原始文献来源：Zhanqi Zhao , Mei-Yun Chang , Inéz Frerichs, et al. Regional air trapping in acute exacerbation of obstructive lung diseases measured with electrical impedance tomography: a feasibility study.[J]. Minerva Anestesiol. 2020 Feb;86(2):172-180.

英文原文

Regional air trapping in acute exacerbation of obstructive lung diseases measured with electrical impedance tomography: a feasibility study

Abstract

Background: Since bronchial abnormalities often exhibit spatial non-uniformity which may be not correctly assessed by conventional global lung function measures, regional information may help to characterize the disease progress.
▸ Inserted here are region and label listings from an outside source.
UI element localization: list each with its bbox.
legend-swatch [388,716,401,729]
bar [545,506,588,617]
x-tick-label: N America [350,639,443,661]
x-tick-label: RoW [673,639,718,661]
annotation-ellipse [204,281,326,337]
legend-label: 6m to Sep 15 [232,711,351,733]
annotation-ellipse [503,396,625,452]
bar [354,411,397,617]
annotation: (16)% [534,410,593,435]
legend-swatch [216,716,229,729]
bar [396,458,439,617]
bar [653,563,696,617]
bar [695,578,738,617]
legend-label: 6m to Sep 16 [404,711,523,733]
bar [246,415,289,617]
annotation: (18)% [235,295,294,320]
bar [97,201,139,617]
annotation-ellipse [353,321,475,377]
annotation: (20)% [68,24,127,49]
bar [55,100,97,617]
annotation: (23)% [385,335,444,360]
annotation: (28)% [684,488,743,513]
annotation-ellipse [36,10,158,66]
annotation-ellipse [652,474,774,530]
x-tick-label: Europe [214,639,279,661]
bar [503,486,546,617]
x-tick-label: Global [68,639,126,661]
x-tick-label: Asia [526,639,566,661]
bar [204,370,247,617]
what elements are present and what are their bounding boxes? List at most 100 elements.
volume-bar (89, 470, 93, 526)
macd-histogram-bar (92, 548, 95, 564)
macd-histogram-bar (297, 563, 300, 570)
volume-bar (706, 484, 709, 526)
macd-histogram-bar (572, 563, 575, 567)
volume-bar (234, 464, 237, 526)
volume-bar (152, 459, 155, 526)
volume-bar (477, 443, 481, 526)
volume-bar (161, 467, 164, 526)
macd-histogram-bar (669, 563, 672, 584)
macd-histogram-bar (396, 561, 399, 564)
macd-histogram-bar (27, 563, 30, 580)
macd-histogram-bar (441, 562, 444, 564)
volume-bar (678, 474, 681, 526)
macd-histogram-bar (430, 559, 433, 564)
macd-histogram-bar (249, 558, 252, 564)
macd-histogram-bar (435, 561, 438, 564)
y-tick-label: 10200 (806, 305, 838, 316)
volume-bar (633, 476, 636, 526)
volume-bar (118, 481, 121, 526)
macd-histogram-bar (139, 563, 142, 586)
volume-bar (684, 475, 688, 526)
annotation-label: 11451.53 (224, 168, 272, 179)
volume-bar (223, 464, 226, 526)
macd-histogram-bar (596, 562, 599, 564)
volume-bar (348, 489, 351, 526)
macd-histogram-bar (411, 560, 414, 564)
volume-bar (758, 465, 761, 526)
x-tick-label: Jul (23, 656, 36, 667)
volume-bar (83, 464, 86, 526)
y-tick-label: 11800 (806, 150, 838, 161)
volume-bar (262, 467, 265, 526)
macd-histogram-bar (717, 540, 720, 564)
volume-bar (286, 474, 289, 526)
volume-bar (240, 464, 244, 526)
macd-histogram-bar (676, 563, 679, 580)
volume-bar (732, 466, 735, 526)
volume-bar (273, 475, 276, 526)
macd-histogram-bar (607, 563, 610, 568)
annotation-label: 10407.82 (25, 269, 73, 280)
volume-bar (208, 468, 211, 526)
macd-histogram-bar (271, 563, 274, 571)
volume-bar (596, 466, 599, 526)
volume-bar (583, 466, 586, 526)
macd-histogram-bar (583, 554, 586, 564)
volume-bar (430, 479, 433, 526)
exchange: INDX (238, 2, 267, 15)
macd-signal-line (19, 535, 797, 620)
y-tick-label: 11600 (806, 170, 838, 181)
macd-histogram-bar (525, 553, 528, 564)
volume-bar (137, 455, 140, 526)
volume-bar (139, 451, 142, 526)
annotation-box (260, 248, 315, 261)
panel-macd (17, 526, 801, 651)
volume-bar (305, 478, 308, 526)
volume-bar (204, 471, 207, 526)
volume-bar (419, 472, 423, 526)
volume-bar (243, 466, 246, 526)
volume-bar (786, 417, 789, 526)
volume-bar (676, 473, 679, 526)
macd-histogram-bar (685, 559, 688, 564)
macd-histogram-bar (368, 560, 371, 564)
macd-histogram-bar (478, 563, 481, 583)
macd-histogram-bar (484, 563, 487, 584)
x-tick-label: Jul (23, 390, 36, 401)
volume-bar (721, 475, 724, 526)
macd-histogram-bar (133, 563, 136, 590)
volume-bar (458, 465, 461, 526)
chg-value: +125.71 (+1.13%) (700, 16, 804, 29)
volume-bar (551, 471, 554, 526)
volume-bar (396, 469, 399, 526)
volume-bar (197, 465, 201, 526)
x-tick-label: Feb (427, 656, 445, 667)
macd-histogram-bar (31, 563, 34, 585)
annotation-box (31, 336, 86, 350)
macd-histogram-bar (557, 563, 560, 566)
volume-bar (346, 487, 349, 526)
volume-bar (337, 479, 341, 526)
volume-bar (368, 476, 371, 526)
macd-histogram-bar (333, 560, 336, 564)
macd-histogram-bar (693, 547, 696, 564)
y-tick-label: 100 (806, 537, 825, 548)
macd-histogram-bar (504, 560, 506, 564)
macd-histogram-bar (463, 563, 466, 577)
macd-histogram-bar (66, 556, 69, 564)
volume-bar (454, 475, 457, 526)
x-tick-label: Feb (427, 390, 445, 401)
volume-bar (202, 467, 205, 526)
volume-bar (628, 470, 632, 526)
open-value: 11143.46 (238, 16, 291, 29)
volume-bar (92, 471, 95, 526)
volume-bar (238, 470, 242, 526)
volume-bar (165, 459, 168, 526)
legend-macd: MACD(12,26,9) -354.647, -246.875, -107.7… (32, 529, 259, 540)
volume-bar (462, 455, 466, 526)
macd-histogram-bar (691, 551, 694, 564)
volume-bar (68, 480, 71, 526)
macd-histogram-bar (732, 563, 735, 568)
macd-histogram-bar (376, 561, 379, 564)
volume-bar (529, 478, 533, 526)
We hypothesized that regional air trapping during mechanical ventilation could be characterized by regional end-expiratory flow (EEF) derived from electrical impedance tomography (EIT).

Method: Twenty-five patients suffering from chronic obstructive pulmonary disease (COPD grade 3 or 4) or severe asthma with acute exacerbation were examined prospectively. Patients were ventilated under assist-control mode. EIT measurements were conducted before and one hour after inhaled combined corticosteroid and long-acting β2 agonist, on two consecutive days. Regional EEF was calculated as derivative of relative impedance for every image pixel in the lung regions. The results were normalized to global flow values measured by the ventilator.

Results: Regional and global EEF were highly correlated (P<0.00001) and regional effects of medication and disease progression were visible in the regional EEF maps. The sums of regional EEF in lung regions were 3.8 [2.0, 5.1] and 3.6 [1.9, 4.5] L/min in COPD patients before and after medication (median [lower, upper quartiles]; P=0.37). The corresponding values in asthma patients were 3.0 [2.5, 4.2] and 2.2 [1.7, 3.2] L/min (P<0.05). Histograms of regional EEF showed high spatial heterogeneity of EEF before medication. After one day of treatment, the histograms exhibited less heterogeneous and a decrease in EEF level.

Conclusion: Regional EEF characterizes air trapping and intrinsic PEEP, which could provide diagnostic information for monitoring the disease progress during treatment.